Bernadette looked a little pale and seemed rather tired—"run down after the season," she had explained to Esther Norton Ward when that lady commented on her appearance—but Arthur was too joyfully excited, by meeting her again and by his first view of Hilsey, to notice fine shades. It was true that he had suffered a momentary hesitation about coming—a passing spasm of conscience or ambition induced by the great case of Tiddes v. the Universal Omnibus Company, Ltd.—but that was all over with the sight of Bernadette and of his stock's ancestral home. To see her there was to see the jewel in its proper setting, or (to adopt Joe Halliday's hyperbole) the angel in her own paradise. As they stepped out on the lawn in front of the old house, he exclaimed, "It's beautiful, and it fits you just perfectly! You were made for one another!"

She pursed up her lips for a minute, and then laughed. "Drink it in!" she said, jeering at his enthusiasm, and perhaps at something else; the idea of an innate harmony between herself and her husband's house seemed, to say the least, far-fetched.

Whatever might be the case as to its mistress, Hilsey deserved his praises. An old manor house, not very large, but perfect in design and unimpaired by time or change, it stood surrounded by broad lawns, bordered on the south side (towards which the principal rooms faced) by a quick-running river. The pride of the garden lay in the roses and the cedar trees; amongst all the wealth of beauty these first caught the eye. Within the house, the old oak was rich in carving; the arms of the Lisles and of their brides, escutcheons and mottoes, linked past and present in an unbroken continuity. Grave gentlemen, and beauties, prim or provocative, looked down from the panels. As he saw the staid and time-laden perfection, the enshrined history, the form and presentment of his ancestors, a novel feeling came to birth in Arthur Lisle, a sense of family, of his own inalienable share in all this though he owned none of it, of its claim on him. Henceforth, wherever he dwelt, he would know this, in some way, for his true home. He confessed to his feelings laughingly: "Now I understand what it is to be a Lisle of Hilsey!"
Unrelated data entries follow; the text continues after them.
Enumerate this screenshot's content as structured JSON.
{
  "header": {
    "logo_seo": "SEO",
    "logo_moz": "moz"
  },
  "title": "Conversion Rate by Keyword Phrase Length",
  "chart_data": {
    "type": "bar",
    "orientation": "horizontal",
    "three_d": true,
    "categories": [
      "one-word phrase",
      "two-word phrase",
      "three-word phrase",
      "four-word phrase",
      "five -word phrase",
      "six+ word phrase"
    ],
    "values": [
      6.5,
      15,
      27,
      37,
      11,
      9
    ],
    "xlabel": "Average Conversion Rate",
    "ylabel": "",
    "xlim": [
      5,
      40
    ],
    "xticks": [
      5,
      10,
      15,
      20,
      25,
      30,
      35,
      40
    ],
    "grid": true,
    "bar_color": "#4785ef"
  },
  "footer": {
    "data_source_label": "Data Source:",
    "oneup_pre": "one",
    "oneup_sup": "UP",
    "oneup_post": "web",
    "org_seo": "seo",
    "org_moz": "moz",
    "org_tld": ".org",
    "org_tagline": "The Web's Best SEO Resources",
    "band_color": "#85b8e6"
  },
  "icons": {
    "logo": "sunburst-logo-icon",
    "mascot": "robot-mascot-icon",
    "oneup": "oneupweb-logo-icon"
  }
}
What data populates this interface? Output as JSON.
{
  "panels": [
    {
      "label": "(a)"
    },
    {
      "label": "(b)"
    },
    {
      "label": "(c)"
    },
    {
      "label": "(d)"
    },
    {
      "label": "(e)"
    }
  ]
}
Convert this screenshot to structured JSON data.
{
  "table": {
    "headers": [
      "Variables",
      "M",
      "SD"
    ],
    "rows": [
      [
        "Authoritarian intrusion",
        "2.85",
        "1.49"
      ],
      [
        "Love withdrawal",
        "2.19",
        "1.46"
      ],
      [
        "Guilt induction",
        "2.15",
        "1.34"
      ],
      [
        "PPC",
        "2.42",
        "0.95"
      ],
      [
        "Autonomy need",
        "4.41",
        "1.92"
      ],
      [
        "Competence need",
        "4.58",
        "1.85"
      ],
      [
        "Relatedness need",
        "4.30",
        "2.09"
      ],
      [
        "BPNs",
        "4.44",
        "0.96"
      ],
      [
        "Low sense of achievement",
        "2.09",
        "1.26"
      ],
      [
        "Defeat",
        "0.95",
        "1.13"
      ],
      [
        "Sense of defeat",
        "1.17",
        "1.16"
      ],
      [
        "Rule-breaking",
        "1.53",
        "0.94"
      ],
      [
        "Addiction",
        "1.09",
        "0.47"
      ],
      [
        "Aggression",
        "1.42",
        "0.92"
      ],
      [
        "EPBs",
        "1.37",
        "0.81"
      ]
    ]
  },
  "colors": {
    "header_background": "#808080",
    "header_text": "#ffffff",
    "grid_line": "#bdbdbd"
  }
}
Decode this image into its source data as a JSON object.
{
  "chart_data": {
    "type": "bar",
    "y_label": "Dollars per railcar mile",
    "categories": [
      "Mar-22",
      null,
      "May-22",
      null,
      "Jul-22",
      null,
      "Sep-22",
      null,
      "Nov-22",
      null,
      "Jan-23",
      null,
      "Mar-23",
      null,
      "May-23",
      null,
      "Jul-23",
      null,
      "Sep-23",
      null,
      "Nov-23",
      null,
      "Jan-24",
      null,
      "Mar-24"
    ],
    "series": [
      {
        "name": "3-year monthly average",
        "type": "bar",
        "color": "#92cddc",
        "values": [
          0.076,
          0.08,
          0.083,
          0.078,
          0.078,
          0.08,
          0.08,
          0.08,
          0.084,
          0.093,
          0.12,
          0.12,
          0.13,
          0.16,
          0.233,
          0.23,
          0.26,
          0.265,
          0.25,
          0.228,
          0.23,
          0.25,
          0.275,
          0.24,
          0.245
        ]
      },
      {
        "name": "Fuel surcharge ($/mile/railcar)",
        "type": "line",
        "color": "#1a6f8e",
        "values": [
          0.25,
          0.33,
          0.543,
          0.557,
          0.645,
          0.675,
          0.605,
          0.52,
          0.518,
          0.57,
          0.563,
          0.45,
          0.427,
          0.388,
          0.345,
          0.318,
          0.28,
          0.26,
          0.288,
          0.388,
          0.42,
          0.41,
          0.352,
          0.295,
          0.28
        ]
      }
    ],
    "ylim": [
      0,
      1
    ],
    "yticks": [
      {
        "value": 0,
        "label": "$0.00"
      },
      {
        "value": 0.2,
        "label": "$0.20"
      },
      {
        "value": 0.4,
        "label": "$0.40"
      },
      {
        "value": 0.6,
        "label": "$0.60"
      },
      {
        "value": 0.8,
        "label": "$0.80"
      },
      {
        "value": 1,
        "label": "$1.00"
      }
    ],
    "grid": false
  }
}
"Imperishable glory!" But she was rather touched. "I know. I think I felt it too when Godfrey brought me here first. It is—awfully charming."

"I don't care for show-places as a rule. They expect too much of you. But this doesn't. It's just—well, appealing and insinuating, isn't it?"

"It's very genteel."

"Oh yes, it's unquestionably very genteel too!" he laughed.

The incomparable home and the incomparable cousin—his mind wedded them at once.

"It was a stroke of genius that made Godfrey choose you to—to reign here!"

Her smile was the least trifle wry now. What imp of perversity made the boy say all the things which were not, at this moment, very appropriate?